CTP, Meclis Başkan Yardımcısı adayı gösterecektir ama Meclis Başkan Yardımcısı adayını Meclis Başkanlığı seçimi usule uygun bir şekilde tamamlandıktan sonra gösterecektir. Bunu değiştirmeye kalkarlarsa bu Meclis’in bunca yıllık demokrasi ilkesi üzerine kurulu yapısını berhava etme anlamına gelir. Buna izin vermeyiz. Ne muhalefet milletvekilleri ne de halk buna izin verir. Kendi yarattıkları hukuksuzluğu ‘tertiplemek’ için yeni bir hukuksuzluk ve demokrasi düşmanlığı yapamazlar.”

“Pazartesine kadar biz onlara süre veriyoruz.” diyen Erhürman, pazartesi günü tekrar aday gösterilerek, Meclis Başkanı seçilebilirse, daha sonra Meclis Başkan Yardımcılığı seçimine geçileceğini ve CTP’nin Meclis kürsüsünden Meclis Başkan Yardımcısı adayını açıklayacağını belirtti.

Erhürman konuşmasına şöyle devam etti:

“Şu ana kadar yaptıkları, ortaya koydukları ‘darbeci’ tavrı gelip de burada ‘CTP Meclis Başkan Yardımcısı adayı göstermiyor’ ya da ‘iç tüzükte aslında ana muhalefete ait olan Meclis Başkan Yardımcılığı’nı bir iç tüzük değişikliğiyle başka bir hale getiririz’ falan gibi tavırlar sergilemeye kalkarlarsa, bu artık ‘darbe’ dediğimiz şeyin elbette niteliğini değil ama niceliğini çok daha yüksek noktalara taşıyacaktır. Bunu bu tavırla halledebileceklerini sanıyorlarsa, halledemeyecekler, bu olmayacak… Nasıl olmayacak, hangi yöntemle olmayacak… Bunları hep beraber maalesef yaşayıp göreceğiz.”

“Meclis Başkanlık koltuğuna birini hukuken değilse de fiilen oturtalım” derdinde olunduğunu da savunan Erhürman, bunun kamuoyu tarafından çok açık bir şekilde görüldüğünü söyledi, “Daha önce de böyleydi ama en görünür halini ortaya koydular. Sadece ülkeyi yönetmeye değil kendi kendilerini yönetmeye de ehil değiller.” dedi.

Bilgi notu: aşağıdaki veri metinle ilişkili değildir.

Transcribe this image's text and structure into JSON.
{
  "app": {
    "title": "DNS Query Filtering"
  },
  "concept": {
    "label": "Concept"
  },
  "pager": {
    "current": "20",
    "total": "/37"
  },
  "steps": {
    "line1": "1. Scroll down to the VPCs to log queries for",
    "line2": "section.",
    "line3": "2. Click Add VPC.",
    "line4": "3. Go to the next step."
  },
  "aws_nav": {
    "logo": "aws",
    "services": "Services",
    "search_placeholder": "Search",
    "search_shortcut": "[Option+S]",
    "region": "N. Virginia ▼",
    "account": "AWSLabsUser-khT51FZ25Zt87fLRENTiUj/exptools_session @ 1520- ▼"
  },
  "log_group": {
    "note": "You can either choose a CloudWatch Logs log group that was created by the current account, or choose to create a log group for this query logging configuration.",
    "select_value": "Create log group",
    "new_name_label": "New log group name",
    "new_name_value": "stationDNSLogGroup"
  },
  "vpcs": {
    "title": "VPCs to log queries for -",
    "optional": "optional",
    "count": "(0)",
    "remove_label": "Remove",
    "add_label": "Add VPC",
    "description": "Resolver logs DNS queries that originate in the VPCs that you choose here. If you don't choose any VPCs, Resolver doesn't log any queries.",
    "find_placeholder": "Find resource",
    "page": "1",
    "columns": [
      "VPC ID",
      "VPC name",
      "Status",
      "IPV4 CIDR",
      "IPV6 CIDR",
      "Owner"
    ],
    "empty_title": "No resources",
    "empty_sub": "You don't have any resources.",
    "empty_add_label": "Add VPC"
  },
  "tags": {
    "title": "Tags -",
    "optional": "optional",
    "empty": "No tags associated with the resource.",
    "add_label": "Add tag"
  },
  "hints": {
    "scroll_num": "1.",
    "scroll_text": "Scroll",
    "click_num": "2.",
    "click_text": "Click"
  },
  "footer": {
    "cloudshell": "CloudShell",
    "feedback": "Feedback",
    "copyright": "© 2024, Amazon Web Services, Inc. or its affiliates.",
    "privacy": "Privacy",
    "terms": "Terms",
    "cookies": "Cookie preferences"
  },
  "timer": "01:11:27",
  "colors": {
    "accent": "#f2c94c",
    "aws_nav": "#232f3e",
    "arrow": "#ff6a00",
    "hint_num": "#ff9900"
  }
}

Tufan Erhürman, pazartesi olması gerekenin divanın usulüne uygun şekilde toplanması, Meclis Başkanlığı seçiminin yeniden ilan edilerek tamamlanması ve CTP’nin de Meclis Başkan Yardımcısı adayını göstermesiyle seçim sürecinin tamamlanması olduğunu söyledi.

CTP’nin duruşu nettir, Ziya Öztürkler diye biri Meclis Başkanlığı açısından yok hükmündedir. Bunun Ziya Öztürkler’in şahsıyla da ilgilisi yoktur.” diyen Erhürman, yapılanların hiçbir şekilde kabul edilemeyeceğini belirtti.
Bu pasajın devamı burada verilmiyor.